The new plan calls for increasing the number of US troops in Baghdad, bringing them in from other parts of the country rather than adding to the overall number of about 127,000 in Iraq.
US and Iraqi forces conducted 19 operations last week targeting death squads, US military spokesman Major General William Caldwell told reporters. All but two were in Baghdad, he said.
“Clearly Baghdad is the centre that everybody is fighting for,”
Major General Caldwell said. “We will do whatever it takes to bring security to Baghdad.”
Security in the Iraqi capital is expected to figure prominently during talks in Washington on Tuesday between US President George W Bush and Iraqi Prime Minister Nouri al-Maliki.
Many of the death squads are believed to be associated with either Sunni or Shi’ite armed groups, targeting members of the rival sect as part of a struggle for power between the country’s two major religious communities.
The tit-for-tat killings accelerated after the February 22 bombing of a Shi’ite shrine in Samarra and have steadily increased despite establishment of Mr Maliki’s national unity government last May.
On Monday the city morgue in Kut, a mostly Shi’ite city southwest of Baghdad, reported receiving 19 bodies — blindfolded and some showing signs of torture. They were believed victims of sectarian death squads, city officials said.
US officials have avoided identifying death squads and militias by sect, preferring instead to refer to them as criminals and thugs.
“We have not seen the death squads associated with any one particular sect,” Major General Caldwell said. “But they’re not part of a larger organisation that we can see.”
He said “very extremist elements” from both sectarian communities were “using murder and assassination as their means by which to further their personal goals”.
The rise in sectarian violence has shifted attention away from the western Anbar province, where the Sunni-led insurgency is most active, to Baghdad, a city of 6 million people with large communities of Shi’ites, Sunnis and Kurds.
A series of bomb and gun attacks across Iraq killed at least 26 people on Monday and wounded dozens more, security officials said.
In the northern city of Mosul a bomber drove an explosives-packed car into an Iraqi unit driving behind a US military patrol, killing five Iraqi troops and injuring four more.
Also in Mosul, four people were killed in an attack on their car, and a policeman was shot dead by gunmen.

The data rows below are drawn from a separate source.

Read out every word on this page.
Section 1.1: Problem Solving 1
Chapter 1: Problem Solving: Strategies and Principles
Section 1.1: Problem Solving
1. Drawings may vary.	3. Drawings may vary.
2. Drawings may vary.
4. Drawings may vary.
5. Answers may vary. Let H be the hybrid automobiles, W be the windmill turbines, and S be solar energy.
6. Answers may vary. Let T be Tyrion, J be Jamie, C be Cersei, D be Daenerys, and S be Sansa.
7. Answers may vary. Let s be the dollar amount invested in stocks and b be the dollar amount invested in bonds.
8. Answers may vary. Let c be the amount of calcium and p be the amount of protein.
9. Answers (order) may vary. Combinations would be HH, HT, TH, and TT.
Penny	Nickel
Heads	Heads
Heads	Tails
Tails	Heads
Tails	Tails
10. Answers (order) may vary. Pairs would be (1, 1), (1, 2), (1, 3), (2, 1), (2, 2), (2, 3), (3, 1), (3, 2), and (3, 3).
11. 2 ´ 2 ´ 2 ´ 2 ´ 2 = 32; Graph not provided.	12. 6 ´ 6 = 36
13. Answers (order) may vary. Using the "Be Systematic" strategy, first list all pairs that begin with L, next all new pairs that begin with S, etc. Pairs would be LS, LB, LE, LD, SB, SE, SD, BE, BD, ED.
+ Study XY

Earlier, a suicide bomber targeted a police checkpoint in the southern city of Samarra, killing himself and a male bystander.
In the Baghdad area, 12 people were killed and 32 wounded in separate attacks, police said.
The latest attacks came after a bloody day in which similar bombings targeting civilians in Baghdad and the oil city of Kirkuk killed at least 64 people, according to official sources.